Несколько художников решились работать в этих новых областях. Некоторые представляют себе мир, в котором средства коммуникации напрямую имплантированы в тело и сообщают ему информацию и новые возможности. Некоторые, например Мэтью Барни, работают над кибертелом, монтируя протезы с помощью новых технологий. Например, Стеларк способен приводить в движение роботизированную управляемую третью руку. Следуя той же логике виртуальной реальности, Орлан, занимавшаяся боди–артом в 1970‑е[1236]
, занялась изменением своего тела и в 1990 году решила провести серию пластических операций, снятых на видео в прямом эфире: в ходе этих операций ее тело должно было обрести законченную форму согласно эстетическим нормам великих мастеров — да Винчи и Тициана. Эти действия не соприкасаются с «большим» искусством. Бодибилдеры, перформеры или маргинальные художники андеграунда, мира порнографии и искусства осуществляют эти художественные практики, более или менее радикальные телесные модификации, от татуажа и пирсинга до транссексуализма, создания уродств и аномалий[1237]. Кажется, что механический человек 1930‑х годов вновь появился на свет, но в иных формах и в контексте другого временем, когда нормы спортивной и управленческой эффективности исчезли и господствует одна только логика зрелища и индивидуального фантазма. Чудовищное становится манифестацией совершенства без нормы.Помимо выверенных образов чудовищных, деформированных тел, искусство XX века непрерывно гналось за привлекательностью и было одержимо красотой.

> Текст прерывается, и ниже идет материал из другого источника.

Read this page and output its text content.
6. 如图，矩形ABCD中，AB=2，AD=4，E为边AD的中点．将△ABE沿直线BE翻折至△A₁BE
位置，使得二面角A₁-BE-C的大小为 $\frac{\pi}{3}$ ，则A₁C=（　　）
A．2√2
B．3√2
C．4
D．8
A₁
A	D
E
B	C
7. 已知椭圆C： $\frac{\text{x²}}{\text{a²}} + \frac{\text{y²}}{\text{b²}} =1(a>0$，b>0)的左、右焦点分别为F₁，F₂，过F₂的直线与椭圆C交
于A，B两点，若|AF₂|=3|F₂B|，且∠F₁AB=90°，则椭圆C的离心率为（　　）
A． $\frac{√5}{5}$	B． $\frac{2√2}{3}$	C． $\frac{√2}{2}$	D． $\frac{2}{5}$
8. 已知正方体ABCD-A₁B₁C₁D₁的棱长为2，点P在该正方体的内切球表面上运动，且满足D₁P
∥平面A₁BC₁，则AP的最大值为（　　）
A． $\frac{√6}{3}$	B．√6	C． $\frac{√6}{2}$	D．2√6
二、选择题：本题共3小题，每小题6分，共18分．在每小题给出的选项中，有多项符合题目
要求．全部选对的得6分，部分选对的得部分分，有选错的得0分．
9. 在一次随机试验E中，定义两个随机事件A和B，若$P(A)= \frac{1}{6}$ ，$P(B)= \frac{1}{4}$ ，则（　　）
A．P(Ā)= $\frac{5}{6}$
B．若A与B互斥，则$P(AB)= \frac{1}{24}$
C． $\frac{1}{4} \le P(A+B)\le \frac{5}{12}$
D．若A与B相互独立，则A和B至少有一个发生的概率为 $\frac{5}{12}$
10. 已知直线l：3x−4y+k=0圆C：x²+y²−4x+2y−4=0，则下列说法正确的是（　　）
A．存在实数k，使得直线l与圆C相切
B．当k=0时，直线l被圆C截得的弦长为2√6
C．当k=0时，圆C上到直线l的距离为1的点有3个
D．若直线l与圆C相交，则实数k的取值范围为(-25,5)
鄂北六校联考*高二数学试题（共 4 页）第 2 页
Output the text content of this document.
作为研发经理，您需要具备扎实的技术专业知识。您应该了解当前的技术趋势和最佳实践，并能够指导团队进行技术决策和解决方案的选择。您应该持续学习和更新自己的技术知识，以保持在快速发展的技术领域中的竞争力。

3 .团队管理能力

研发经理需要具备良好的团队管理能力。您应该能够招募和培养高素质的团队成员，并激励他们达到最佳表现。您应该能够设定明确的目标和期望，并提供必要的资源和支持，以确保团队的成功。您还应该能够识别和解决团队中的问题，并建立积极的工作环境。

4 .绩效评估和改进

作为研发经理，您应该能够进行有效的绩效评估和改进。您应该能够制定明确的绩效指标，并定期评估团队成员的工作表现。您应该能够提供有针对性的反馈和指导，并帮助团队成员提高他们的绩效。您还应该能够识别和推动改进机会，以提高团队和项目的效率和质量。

Это утверждение может удивить. Из–за того, что историки искусства по большей части сосредотачиваются на деформации тела в общепризнанном музейном искусстве, они в самом деле не заметили неотвязное присутствие красоты на всем протяжении века. Увлеченные трансгрессией авангардов, они без конца повторяют общее место современного искусства, которое будто бы «более не является прекрасным» (Х.–Р. Яусс)[1238]
. Действительно, если мы ограничимся Пикассо, де Кунингом или Бэконом, то сразу задумаемся, есть ли еще место красоте в XX веке. Однако в течение этого века демонстрация красоты занимает такое же, если не более важное место, как демонстрация ужаса или эффективности.Казалось, красота исчезла вместе с разложением изображения в начале века, но она возвращается в центр искусства с 1920‑х годов — это не только время возврата норм, но и сюрреалистической красоты. Известна заповедь Андре Бретона из «Безумной любви»: «Конвульсивная красота будет невинноэротичной, возбужденно–спокойной, волшебно–будничной — или ее не будет вовсе»[1239]
. Потом красота будет безгранично транслироваться в воображение людей через популярную культуру и искусство, голливудскую мечту, пин–ап–иллюстрации, фотографии звезд, через разнообразные вложения и распространение рекламы косметики, макияжа и моды, вообще через все то, что заставляет блестеть мир мечты.Одержимость красотой тем труднее распознать, чем больше она проявляет в тех областях, которые долгое время считали запредельными и пограничными для искусства, хотя потом они стремительно стали его центром. Например, у фотографов этот процесс начинается со Стиглица и Стайхена, проходит через творчество Каллахана и Пенна и приходит к Аведону. Существует роскошный мир кино, мир гламура, соблазна и мечты. Современная красота раскрывается в сердцевине искажений в духе Пикассо, рядом с обезображенными войной лицами и модернистскими абстракциями. Столь отличная от красоты «изящных искусств», она оказывается отрезанной от академических канонов, не считая области тоталитарного искусства. С помощью фотографических и кинематографических устройств и их искусства она занимает место рядом с фантазмом и мечтой.
Еще удивительнее то, что она все сильнее и сильнее отстраняется от желания, вплоть до некоторой бесчувственности, как у фотографа Хельмута Ньютона, который в конце XX века стилизует и эстетизирует условности порнографии.
После II Мировой войны поп–арт вносит свой вклад в эстетику в двух направлениях. Он внедряет популярную иконографию красоты (звезды, дизайн интерьера, современные символы роскоши и комфорта) в мир «большого» искусства, но взамен вводит «большое» искусство в царство обыкновенного и повседневного. Это движение продолжается и усиливается с приходом воплощений нео–попа 1980‑х годов и со сближением искусства и рекламы. В конце концов, мы больше не знаем, является ли Мэрилин Монро символом кино, рекламы или искусства: зато она есть Красота «волшебно–будничная», торжествующая и хрупкая.
Другой аспект, который нужно иметь в виду при разговоре об этих переменах, — популяризация и даже демократизация порнографии, эксгибиционизма и вуайеризма.